Böyle ufacık bir ablası olan var mı?
Zümrüt(Eda'nın ananesi) ve Makbule(benim ananem) duruşlarımız.
Evet, minik Zümrüt ve Makbule.
Bu da Fransızların kullandığı eski şaraphane.
Abim beni burada az korkutmamıştı, hala önünden geçerken hatırlıyorum.
Bir sürü peri masalı, kabusum olduğu doğrudur.
Yok eskiden burada insanlara işkence edilimiş de, geceleri insanların çığlıkları hala duyuluyormuş da, yok sonra da içerde hükümetin gizli belgeleri varmış hepsi sandıkların içinde tutuluyormuş da!
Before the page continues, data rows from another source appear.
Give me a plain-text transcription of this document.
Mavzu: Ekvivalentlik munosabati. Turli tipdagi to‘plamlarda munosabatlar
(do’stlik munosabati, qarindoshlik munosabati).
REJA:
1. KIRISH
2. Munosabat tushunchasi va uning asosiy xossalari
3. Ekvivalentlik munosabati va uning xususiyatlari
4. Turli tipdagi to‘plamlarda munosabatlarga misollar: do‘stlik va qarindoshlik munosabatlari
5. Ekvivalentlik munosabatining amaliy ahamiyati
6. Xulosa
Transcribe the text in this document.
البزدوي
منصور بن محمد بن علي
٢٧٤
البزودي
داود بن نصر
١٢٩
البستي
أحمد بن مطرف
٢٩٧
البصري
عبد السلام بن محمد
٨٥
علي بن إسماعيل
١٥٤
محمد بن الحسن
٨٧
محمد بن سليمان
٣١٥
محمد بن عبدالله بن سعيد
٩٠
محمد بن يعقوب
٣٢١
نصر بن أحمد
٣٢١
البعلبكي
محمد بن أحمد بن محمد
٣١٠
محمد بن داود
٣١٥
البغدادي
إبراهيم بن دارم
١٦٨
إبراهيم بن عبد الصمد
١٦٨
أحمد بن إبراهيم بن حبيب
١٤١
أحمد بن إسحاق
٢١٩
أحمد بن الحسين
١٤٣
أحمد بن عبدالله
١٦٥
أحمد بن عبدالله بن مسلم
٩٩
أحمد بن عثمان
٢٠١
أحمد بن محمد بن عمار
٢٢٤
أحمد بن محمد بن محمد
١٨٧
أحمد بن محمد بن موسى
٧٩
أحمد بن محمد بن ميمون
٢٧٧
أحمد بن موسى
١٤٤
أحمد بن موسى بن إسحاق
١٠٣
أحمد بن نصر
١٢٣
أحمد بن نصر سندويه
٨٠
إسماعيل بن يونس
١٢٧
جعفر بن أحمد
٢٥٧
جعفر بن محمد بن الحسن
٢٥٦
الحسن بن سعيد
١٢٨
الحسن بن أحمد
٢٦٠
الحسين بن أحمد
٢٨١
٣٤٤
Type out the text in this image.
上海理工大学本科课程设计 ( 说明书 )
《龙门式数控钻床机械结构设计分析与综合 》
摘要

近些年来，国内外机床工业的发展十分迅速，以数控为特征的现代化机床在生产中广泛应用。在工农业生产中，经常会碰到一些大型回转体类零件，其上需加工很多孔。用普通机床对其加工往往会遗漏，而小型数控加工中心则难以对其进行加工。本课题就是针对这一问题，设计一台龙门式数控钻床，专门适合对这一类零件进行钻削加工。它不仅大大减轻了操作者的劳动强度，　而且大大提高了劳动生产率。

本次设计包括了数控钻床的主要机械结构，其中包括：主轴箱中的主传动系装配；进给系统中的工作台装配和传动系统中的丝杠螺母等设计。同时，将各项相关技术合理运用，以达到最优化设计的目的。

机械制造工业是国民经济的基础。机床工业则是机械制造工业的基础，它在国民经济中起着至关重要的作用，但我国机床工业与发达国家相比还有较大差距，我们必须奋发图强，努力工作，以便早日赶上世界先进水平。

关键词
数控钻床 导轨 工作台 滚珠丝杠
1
Evet, bence de çüş.
Hayal gücünü seveyim ben onun.
Ablamın sanatsal çalışması.
Çok büyük keyif aldı :)
Kayalıklarda oturup yad ettik eski günleri.
Bunlar da pabuçlar.
İşte bu koskocaman gün böyle geçti.
Ananem ve dedemi aylardır görmediğim için, onları mutlu etmek çok iyi geldi.
Zaten aklımda olan bir şeydi, şimdi de yalnız gitmemiş oldum.
Bana iyi gelecek şeyleri yapmaya çalışıyorum şu sıralar.
Ha bir de, duygularımı gizlemekte usta gibi görünüyorum öyle değil mi?